10. Over Medium High, bring Soup to a Simmer, then Cook for 10-15 minutes or until the Mushrooms are soft.

11.  Serve & enjoy with Salt & Pepper to taste as well as a Lime Wedge, Avocado Slices, & maybe topped with some Shredded Cheese! 


This is basically a 2 for 1 recipe.  You are making 2 recipes (soup & roasted vegetables) then combining them at the end for 1 delicious soup recipe.  There is a fair amount of prep work with cutting all the veggies, but since you are Roasting the Vegetables after you have started the soup you maximize your time.
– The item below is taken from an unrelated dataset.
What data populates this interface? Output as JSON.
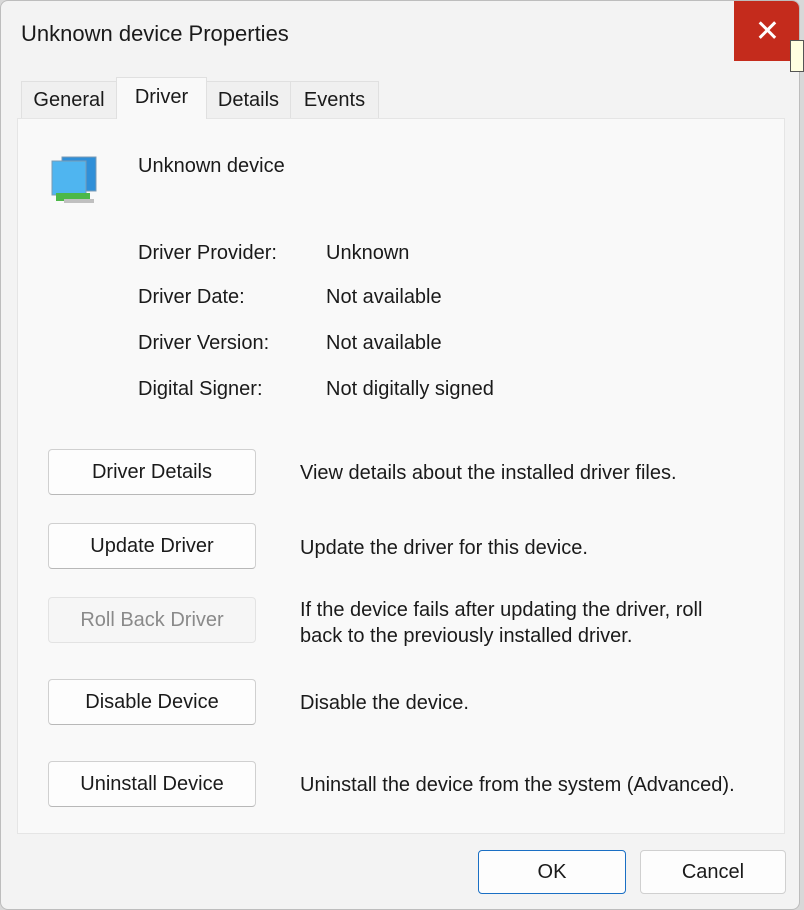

Please remember that Soup is a matter of taste, that is why it says Kosher Salt & Pepper to Taste.  Some monkeys (like this one) like a little spice in their soup.  That's why I like to add a little bit of Sriracha Hot Chili Sauce aka "Rooster Sauce."  I also like the squeeze of lime juice just as I'm serving the soup.  If Lime ain't your thing, then omit it!  Same goes for the Cheese!

Well, I hope you enjoyed this Soup adventure as much as I did.  Please remember that 'anymonkeycan' cook a wonderful Roasted Vegetable Soup because 'this one' just did!